We begin meeting tonight to discuss Sept-Oct. If that doesn’t mean the new season is here, I don’t know what does.
The LD topic is perfectly fine. As I think a little more about it, my initial reaction, that it’s perfect for Sept-Oct, is not changed. The thing is, it forces you to talk about democracy. What are our roles as citizens? If we don’t vote, are we not fulfilling our roles? Are we obligated to act as citizens, or is it perfectly acceptable simply to react? That the rez doesn’t specifically say voting for individuals may bring up some thoughts on referenda, as in California, which is a totally different business than voting for an individual. Meat on these bones? Absolutely. And best of all, no one really goes into the round with a predisposition to favor either side. It’s wide open. I like that a lot.
The PF topic, unfortunately, falls into the area that it seems most of the PF rezzes fall into, where there is a strong enough predisposition to believe one of the sides that anyone on the other side has no choice but to, first, box the intuitive supposition to take it out of play, and then fire up from there, a time consuming and annoying business. The thing is, you’re not going to find a lot of support for unilateral presumptive attacks in the general body of literature on war and politics. That sort of thing is just not done by the good guys (unless, maybe, you’re Dick Cheney, but then again, we’re talking the good guys). The average PF judge, even if unconsciously, carries the mental baggage of Iraq, not to mention that the idea of the rez just sounds wrong, while the average philosopher carries the conscious knowledge of just war: right authority, right intention, reasonable hope, proportionality and last resort. I guess that pro has to first navigate this obstacle course of theory before actually making a case of reality. Then again, what I think works against the con is that, while we may all accept these on face, there’s no absolute underlying warrant for them. That is, if we perceive enough danger in Iran’s nuclear aspirations, screw everything else and stop them—that would take the day for the pro. Con can’t just rely on theory, in other words (and I’m using theory in the traditional sense of the word, not in the snarky debate sense), and has to demonstrate why doing it would be a bad idea for practical reasons. (All right. Util, if you must.) A resolution that said something like, US should act to eliminate Iran’s nuclear program (the underlying core of the rez, right?) removes all the jus ad bellum stuff and leaves us with should we or shouldn’t we, and pick your approach. Maybe debaters will just do that anyhow. I don’t know. In any case, it’s not horrible by any means, but it’s flawed as written. But I guess the PF universe is used to that by now.
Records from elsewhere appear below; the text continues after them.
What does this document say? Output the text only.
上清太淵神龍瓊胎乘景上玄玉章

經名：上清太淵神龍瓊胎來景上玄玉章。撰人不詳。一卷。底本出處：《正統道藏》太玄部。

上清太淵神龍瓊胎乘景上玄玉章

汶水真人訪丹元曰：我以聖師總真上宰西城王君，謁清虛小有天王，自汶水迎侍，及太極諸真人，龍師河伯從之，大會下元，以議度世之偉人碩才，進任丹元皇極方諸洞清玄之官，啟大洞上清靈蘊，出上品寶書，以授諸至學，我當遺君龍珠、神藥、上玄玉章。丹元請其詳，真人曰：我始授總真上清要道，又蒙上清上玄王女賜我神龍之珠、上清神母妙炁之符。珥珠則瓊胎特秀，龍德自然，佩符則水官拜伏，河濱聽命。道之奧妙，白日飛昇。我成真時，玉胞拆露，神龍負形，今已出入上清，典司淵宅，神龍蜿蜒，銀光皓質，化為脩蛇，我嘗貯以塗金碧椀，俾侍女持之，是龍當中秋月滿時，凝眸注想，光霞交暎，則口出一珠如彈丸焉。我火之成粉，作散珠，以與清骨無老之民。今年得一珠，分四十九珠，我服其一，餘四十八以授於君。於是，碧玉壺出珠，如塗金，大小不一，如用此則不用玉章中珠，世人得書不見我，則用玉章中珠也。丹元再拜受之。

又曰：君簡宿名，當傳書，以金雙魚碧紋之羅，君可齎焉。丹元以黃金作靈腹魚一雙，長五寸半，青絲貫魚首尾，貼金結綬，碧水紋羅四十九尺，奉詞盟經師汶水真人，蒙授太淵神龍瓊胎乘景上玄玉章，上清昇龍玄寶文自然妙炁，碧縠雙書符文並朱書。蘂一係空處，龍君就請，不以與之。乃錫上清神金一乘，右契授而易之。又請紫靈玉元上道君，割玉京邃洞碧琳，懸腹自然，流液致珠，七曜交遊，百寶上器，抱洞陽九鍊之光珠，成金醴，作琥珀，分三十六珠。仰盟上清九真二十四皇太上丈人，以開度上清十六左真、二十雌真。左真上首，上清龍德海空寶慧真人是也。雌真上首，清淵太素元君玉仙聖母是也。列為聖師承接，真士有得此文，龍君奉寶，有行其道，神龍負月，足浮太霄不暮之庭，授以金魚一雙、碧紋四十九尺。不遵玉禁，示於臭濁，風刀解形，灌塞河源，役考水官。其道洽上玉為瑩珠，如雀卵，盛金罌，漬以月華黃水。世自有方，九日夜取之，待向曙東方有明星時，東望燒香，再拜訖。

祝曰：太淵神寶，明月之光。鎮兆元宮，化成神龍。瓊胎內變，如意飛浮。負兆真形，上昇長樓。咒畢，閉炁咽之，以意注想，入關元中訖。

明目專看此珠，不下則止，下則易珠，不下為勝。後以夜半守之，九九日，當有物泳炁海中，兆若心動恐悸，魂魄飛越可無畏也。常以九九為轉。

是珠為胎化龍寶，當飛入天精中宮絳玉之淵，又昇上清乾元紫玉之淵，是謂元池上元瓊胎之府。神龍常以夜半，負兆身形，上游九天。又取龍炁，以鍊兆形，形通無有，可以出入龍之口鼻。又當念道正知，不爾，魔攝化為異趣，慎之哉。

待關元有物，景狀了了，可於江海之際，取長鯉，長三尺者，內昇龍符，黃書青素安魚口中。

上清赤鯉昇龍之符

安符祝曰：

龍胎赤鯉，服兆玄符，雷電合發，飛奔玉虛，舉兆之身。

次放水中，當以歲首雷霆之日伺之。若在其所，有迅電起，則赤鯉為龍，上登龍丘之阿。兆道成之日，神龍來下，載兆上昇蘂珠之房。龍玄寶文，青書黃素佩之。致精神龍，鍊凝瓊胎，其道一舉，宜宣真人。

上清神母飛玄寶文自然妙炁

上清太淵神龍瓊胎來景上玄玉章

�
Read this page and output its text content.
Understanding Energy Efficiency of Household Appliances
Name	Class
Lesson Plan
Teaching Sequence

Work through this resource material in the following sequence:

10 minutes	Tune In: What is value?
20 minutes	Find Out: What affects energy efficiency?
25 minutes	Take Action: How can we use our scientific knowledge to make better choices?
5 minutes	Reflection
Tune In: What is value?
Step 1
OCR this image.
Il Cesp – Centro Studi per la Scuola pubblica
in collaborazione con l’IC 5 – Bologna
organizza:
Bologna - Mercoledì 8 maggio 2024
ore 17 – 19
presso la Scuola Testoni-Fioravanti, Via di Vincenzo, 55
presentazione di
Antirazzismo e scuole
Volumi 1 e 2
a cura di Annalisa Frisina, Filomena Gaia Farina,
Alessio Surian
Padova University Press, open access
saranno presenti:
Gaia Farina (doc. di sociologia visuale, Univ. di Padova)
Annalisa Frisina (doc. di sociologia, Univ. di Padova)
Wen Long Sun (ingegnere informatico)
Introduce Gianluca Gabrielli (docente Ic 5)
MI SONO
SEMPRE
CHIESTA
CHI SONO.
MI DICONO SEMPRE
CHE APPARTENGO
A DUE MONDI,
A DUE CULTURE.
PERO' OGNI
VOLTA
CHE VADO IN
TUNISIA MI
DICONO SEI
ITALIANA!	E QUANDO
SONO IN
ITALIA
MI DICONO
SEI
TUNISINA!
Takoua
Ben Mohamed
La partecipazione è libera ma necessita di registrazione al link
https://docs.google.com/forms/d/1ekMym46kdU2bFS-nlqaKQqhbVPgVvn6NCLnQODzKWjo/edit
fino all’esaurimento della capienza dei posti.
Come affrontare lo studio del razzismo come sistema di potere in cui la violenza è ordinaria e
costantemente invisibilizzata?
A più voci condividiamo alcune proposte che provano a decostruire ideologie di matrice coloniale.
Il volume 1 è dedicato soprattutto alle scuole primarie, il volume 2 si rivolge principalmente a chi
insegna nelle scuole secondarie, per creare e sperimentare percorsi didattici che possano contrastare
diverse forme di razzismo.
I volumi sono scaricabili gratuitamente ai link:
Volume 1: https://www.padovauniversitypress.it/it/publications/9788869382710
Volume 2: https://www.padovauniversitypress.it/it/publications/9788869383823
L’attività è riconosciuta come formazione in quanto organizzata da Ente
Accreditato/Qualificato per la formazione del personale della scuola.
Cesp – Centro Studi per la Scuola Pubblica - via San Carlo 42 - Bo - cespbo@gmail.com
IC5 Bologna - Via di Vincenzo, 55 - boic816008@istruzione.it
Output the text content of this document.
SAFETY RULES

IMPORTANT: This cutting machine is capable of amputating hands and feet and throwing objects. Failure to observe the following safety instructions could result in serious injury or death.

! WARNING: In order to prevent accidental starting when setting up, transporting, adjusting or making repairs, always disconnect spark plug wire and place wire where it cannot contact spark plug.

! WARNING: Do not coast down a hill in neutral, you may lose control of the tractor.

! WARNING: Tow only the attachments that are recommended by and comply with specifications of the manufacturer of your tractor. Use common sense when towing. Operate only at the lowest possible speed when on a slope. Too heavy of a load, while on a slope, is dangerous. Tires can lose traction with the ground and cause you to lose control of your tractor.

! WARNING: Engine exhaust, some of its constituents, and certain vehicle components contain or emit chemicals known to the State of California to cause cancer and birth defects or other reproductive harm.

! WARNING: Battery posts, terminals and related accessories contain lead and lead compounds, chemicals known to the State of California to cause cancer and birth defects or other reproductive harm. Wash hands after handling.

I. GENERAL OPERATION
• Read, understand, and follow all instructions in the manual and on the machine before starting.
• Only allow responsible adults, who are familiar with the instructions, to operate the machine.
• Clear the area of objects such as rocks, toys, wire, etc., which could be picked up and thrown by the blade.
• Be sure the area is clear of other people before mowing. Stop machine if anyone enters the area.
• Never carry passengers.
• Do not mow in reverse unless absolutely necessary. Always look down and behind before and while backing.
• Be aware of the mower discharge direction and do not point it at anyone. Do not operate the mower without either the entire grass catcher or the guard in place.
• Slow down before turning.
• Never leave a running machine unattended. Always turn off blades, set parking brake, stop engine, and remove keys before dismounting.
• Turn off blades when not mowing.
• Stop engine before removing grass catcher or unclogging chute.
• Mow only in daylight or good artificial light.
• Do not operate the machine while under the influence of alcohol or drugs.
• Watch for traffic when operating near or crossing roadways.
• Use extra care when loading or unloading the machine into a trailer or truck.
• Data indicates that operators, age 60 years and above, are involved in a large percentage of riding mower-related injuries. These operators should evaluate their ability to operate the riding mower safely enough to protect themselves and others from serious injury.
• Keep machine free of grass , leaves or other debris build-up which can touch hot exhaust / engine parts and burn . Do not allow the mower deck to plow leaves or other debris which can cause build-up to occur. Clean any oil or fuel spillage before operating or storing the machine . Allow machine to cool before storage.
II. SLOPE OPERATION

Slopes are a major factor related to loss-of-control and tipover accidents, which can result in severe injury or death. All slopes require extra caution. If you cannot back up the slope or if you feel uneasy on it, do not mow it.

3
Having just watched Zero Dark Thirty and done a bunch of reading on it (there’s a good article I clipped for Debate Etc), I think the debate on torture is analogous. The thing is, nobody’s admittedly in favor of torture, but if it does yield results… We live in the real world, not a philosophical construct of the real world. We can use philosophical constructs to guide what we do, but in political actions, we mostly look to results. That’s why policy debate exists in the first place (or at least it used to), to evaluate what happens if, not if what happens is objectively right or wrong. LD exists (or, again, at least it used to), to evaluate the right and wrong aspects. PF seems to tend more toward policy than LD in this, if one simply goes by the resolutions.
Regardless of my complaints, I think arguing the PF topic will be fine. It’s not tragically flawed, just a little loosey goosey. It certainly beat the alternative on bean-counting weapons systems, which was nothing but “The Most Facts Wins.” Fortunately, the NFL citizenry seemed to recognize it as such.